Our free will determines how we experience these lessons that are coming toward us according to the choices we make and attitudes we adopt. And experience them we must. Then when we make contact, how we behave at that moment will determine our future karma. This is known as Kriyamana Karma. If we react according to a previous disposition (very likely in a habitual state of mind) we will set in train the karmic process which will at some stage remind us yet again that there is a lesson to learn, until we learn it – Groundhog Day… again.

On the other hand, if we can transcend instinct and react with a deeper understanding, that our events are a product of karma and that our actions at any moment will influence the outcome of experience further down the track - all judgement is off the table, court is adjourned for a retrial.

It’s as well to keep in mind that karma is absolutely neutral, and definitely not arbitrary. There is no such thing as bad or good karma, only tough learning or valuable opportunity. The key word is equilibrium. Karma indicates correction to the balance, and so seeks to find harmony. It can be very kind or quite ruthless in its way to achieve that, it all depends, but its influence is inevitable. 

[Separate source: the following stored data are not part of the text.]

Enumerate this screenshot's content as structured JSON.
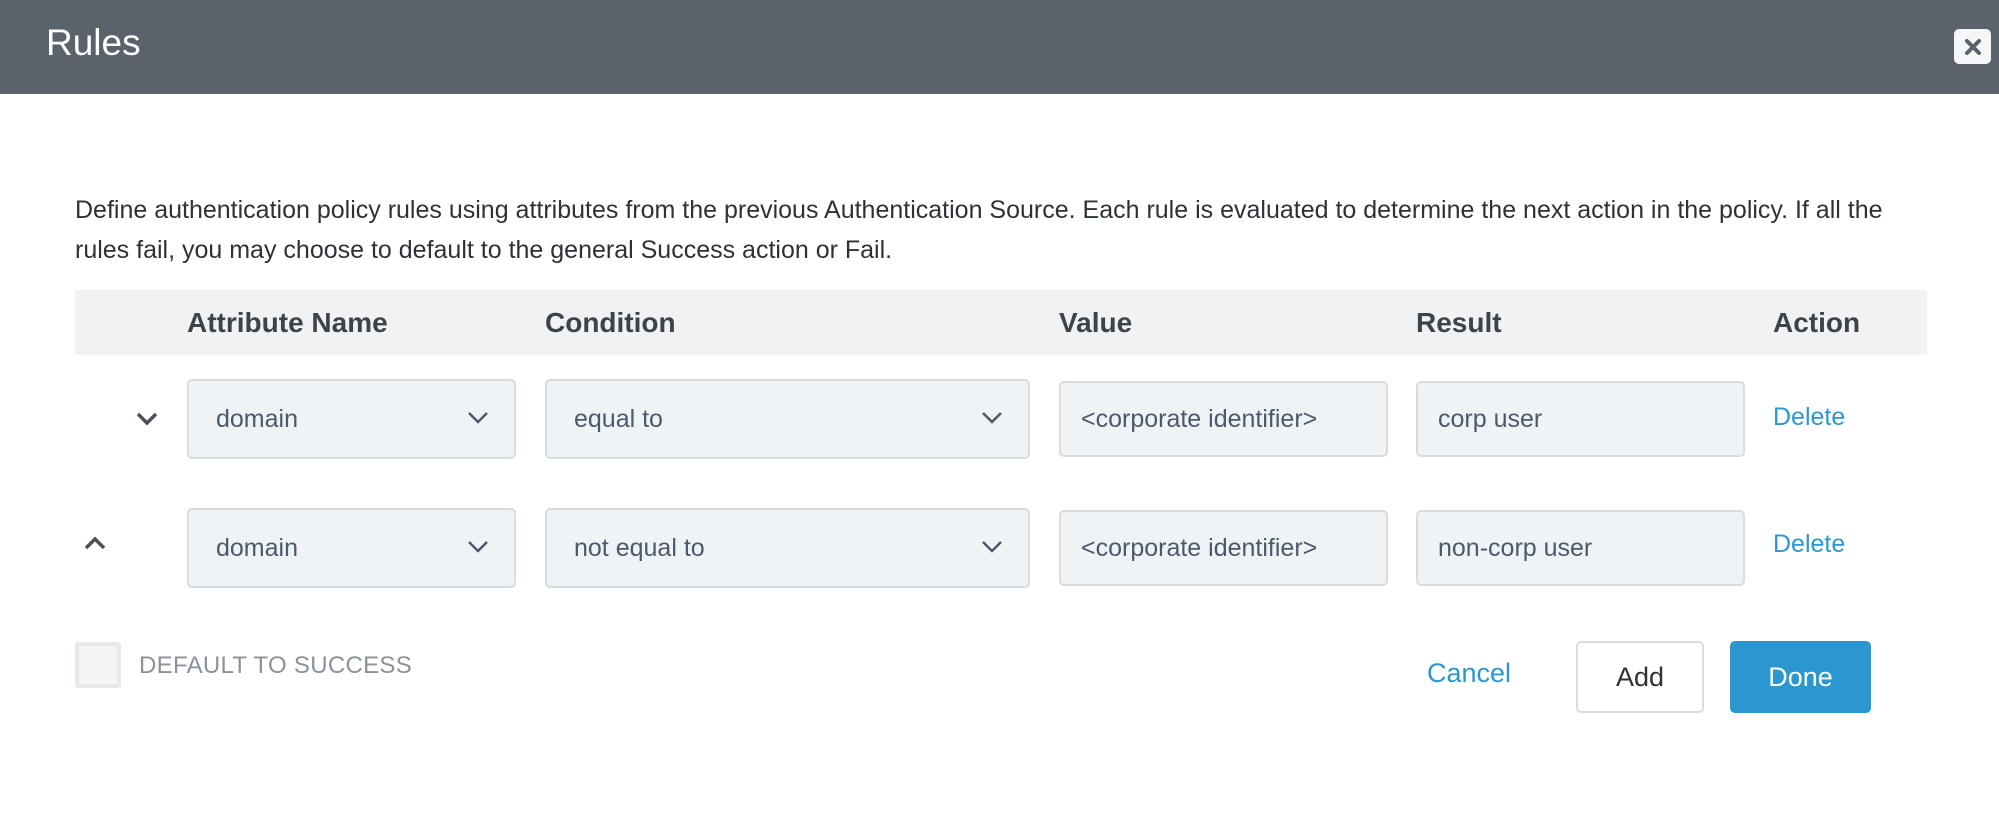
{
  "dialog": {
    "title": "Rules",
    "close_icon": "close-icon"
  },
  "description": "Define authentication policy rules using attributes from the previous Authentication Source. Each rule is evaluated to determine the next action in the policy. If all the rules fail, you may choose to default to the general Success action or Fail.",
  "table": {
    "headers": [
      "Attribute Name",
      "Condition",
      "Value",
      "Result",
      "Action"
    ],
    "rows": [
      {
        "toggle_icon": "chevron-down-icon",
        "attribute": "domain",
        "condition": "equal to",
        "value": "<corporate identifier>",
        "result": "corp user",
        "action": "Delete"
      },
      {
        "toggle_icon": "chevron-up-icon",
        "attribute": "domain",
        "condition": "not equal to",
        "value": "<corporate identifier>",
        "result": "non-corp user",
        "action": "Delete"
      }
    ]
  },
  "footer": {
    "default_to_success_label": "DEFAULT TO SUCCESS",
    "default_to_success_checked": false,
    "cancel_label": "Cancel",
    "add_label": "Add",
    "done_label": "Done"
  },
  "colors": {
    "header_bg": "#5a626b",
    "accent": "#2b97d0"
  }
}
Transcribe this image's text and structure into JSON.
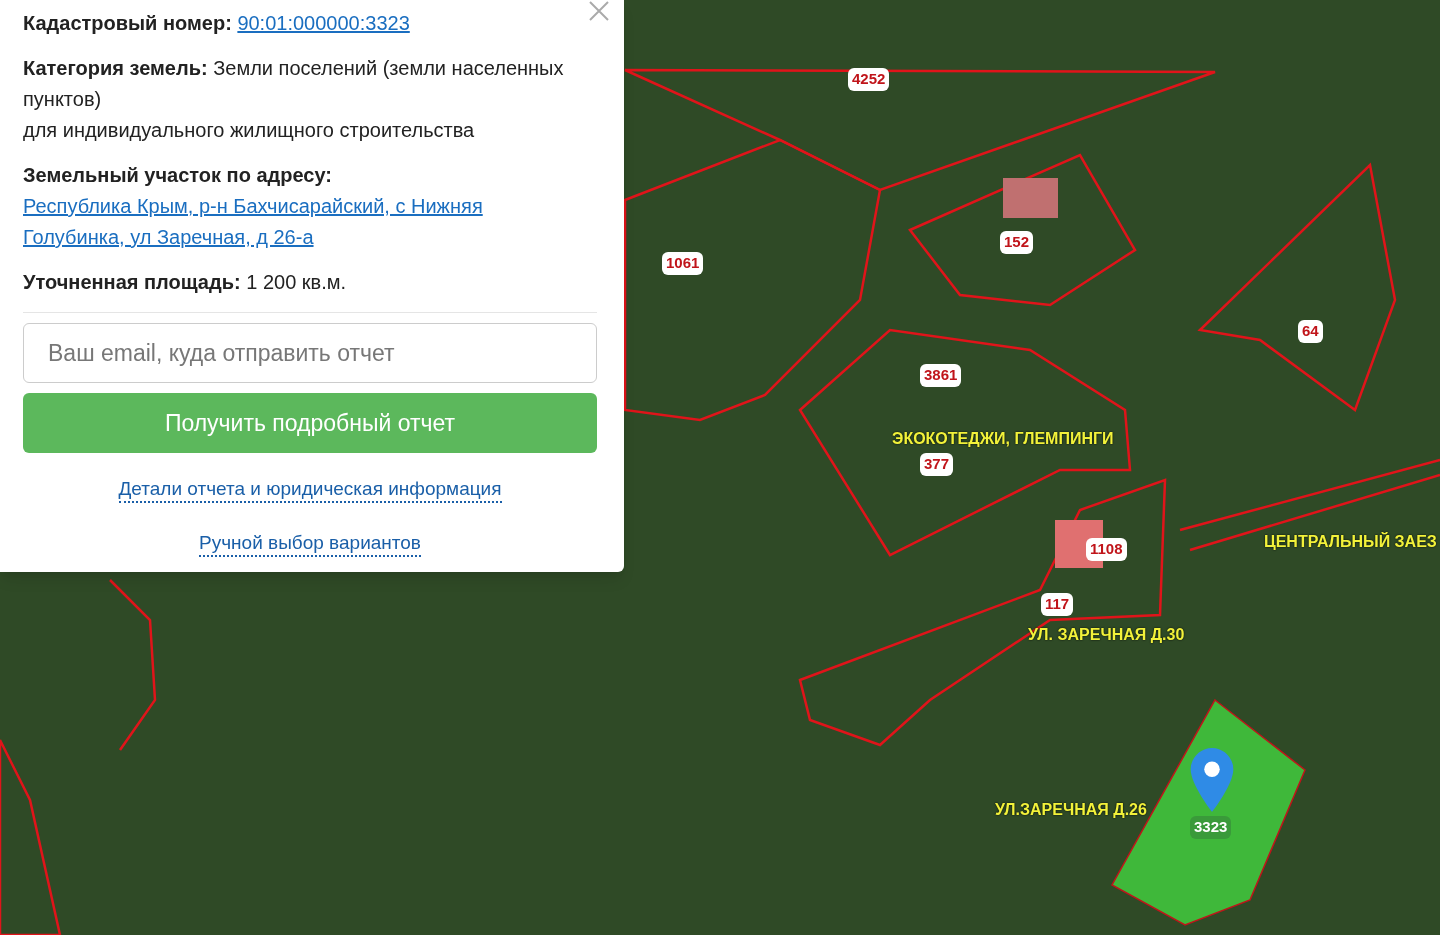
{
  "popup": {
    "fields": [
      {
        "label": "Кадастровый номер:",
        "value": "90:01:000000:3323",
        "kind": "link"
      },
      {
        "label": "Категория земель:",
        "value": "Земли поселений (земли населенных пунктов)",
        "extra": "для индивидуального жилищного строительства",
        "kind": "text"
      },
      {
        "label": "Земельный участок по адресу:",
        "value": "Республика Крым, р-н Бахчисарайский, с Нижняя Голубинка, ул Заречная, д 26-а",
        "kind": "link"
      },
      {
        "label": "Уточненная площадь:",
        "value": "1 200 кв.м.",
        "kind": "text"
      }
    ],
    "email": {
      "placeholder": "Ваш email, куда отправить отчет"
    },
    "submit": "Получить подробный отчет",
    "links": [
      "Детали отчета и юридическая информация",
      "Ручной выбор вариантов"
    ]
  },
  "map": {
    "labels": [
      {
        "text": "4252",
        "kind": "parcel"
      },
      {
        "text": "1061",
        "kind": "parcel"
      },
      {
        "text": "152",
        "kind": "parcel"
      },
      {
        "text": "3861",
        "kind": "parcel"
      },
      {
        "text": "64",
        "kind": "parcel"
      },
      {
        "text": "ЭКОКОТЕДЖИ, ГЛЕМПИНГИ",
        "kind": "note"
      },
      {
        "text": "377",
        "kind": "parcel"
      },
      {
        "text": "ЦЕНТРАЛЬНЫЙ ЗАЕЗ",
        "kind": "note"
      },
      {
        "text": "1108",
        "kind": "parcel"
      },
      {
        "text": "117",
        "kind": "parcel"
      },
      {
        "text": "УЛ. ЗАРЕЧНАЯ Д.30",
        "kind": "note"
      },
      {
        "text": "УЛ.ЗАРЕЧНАЯ Д.26",
        "kind": "note"
      },
      {
        "text": "3323",
        "kind": "selected"
      }
    ]
  }
}
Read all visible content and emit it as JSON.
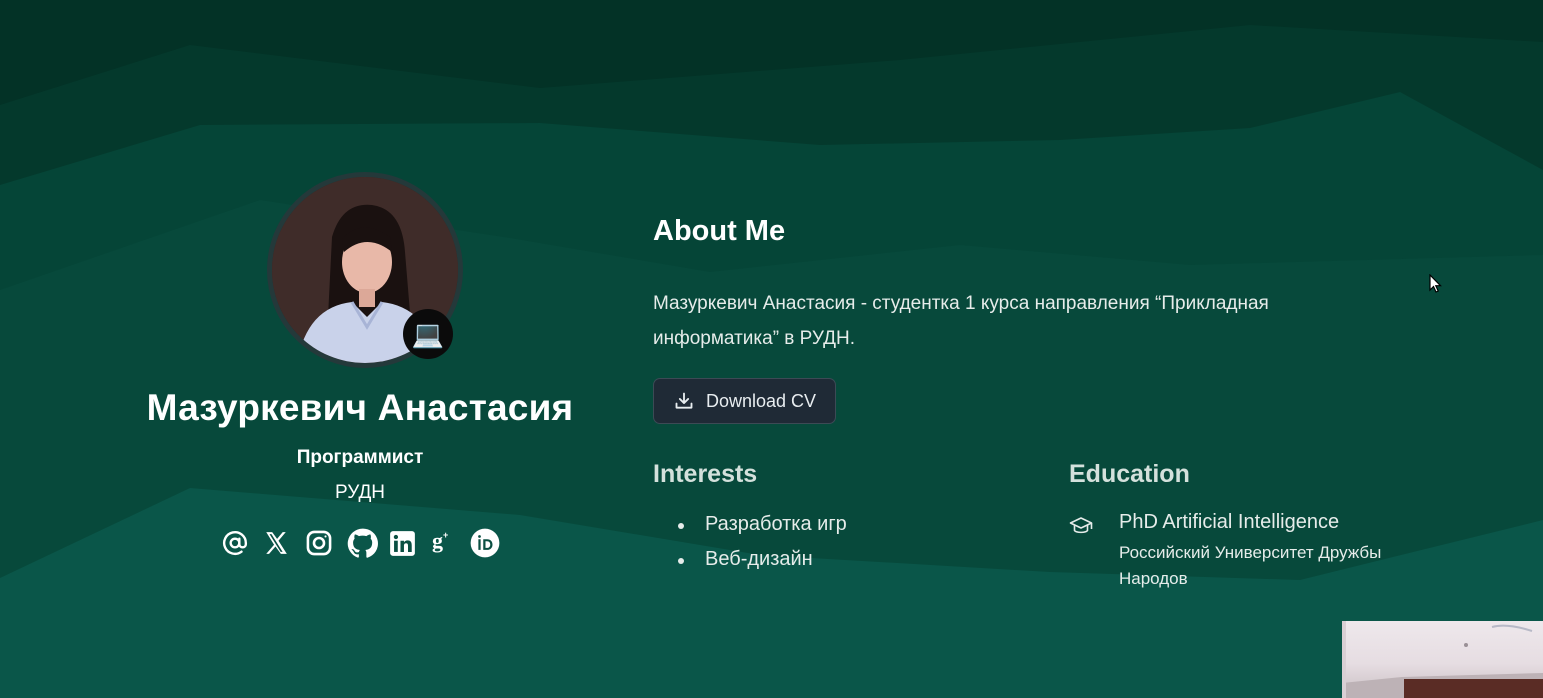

Of course this doesn’t make it easy; it’s counterintuitive, or just plain crazy. Whichever way you go with karma philosophically, you have either to accept it totally or not at all. It’s a complete system, so you can’t take a bit of karma here and a bit there and then overlook it for the sake of convenience - that begins to look like a selective god. If you accept it, it stays integrated and maintains its integrity universally. And if you reject, you reject it totally which takes you back to random and then you also have to accept all the implications of that, completely. 

Introducing dharma

Managing karma could be said to be the central aspect of our life, whether we know it, or accept it, or not. And to complete the picture it really helps to bring one more idea into play: a sense of purpose in this life; a sense that there is a part to play, and to play it well, continually; a sense of doing what we believe to be right. It's called Dharma. Dharma is our path in life, and if it is accurately chosen it will not falter when the vicissitudes of karma put us to the test. It lessens the impact because in aligning ourselves with dharma the karmic lesson is already half-learned.

Dharma and karma are the two forces that taken together make life make complete sense, from top to bottom. A mind ruled by strongly held opinions will find this difficult to accept. But after analysing impartially, intelligently, one thing following another, there is an inherent logic, scientific if you like in its elegance, which cannot be bettered by any other philosophy.

Incidentally incarnation is not limited to the body as we know it. It can be anywhere in any form according to the state of evolution, because evolution only goes so far in the physical realm. There is also evolution at the karmic level which only begins to be recognised in the human form (or not as the case may be). There’s a whole universe to choose from, and infinite forms. There is no return in evolution, just slow learning. It's the fishing in the past for I-was-an-Indian-prince-or-princess idea that gets incarnation a bad name.

This is a big ask, but it adds up. Mind can bend over backwards to get any answer it wants, or refuse to see what it doesn’t want, prompted by emotions stretched beyond the power of acceptance. You can argue with it intellectually, you can argue with it emotionally, but if the possibility is accepted that you were before this life, and you will be after this life, the logic of karma is irrefutable. So the question remains: which would I rather, a philosophy I understand that works perfectly in limited circumstances, or a philosophy that fits perfectly even if I don't understand it at all? Did I mention Groundhog Day?

We may think we never think about this, but somewhere deep inside there is a core belief system that operates and influences throughout life. Examined closely it will probably show itself to be one of the three options outlined here. It's really worth thinking about and getting to know what is the inherent motivating force we carry with us. Then only can we operate according to free will, the unique gift of humanity. We have to use it responsibly.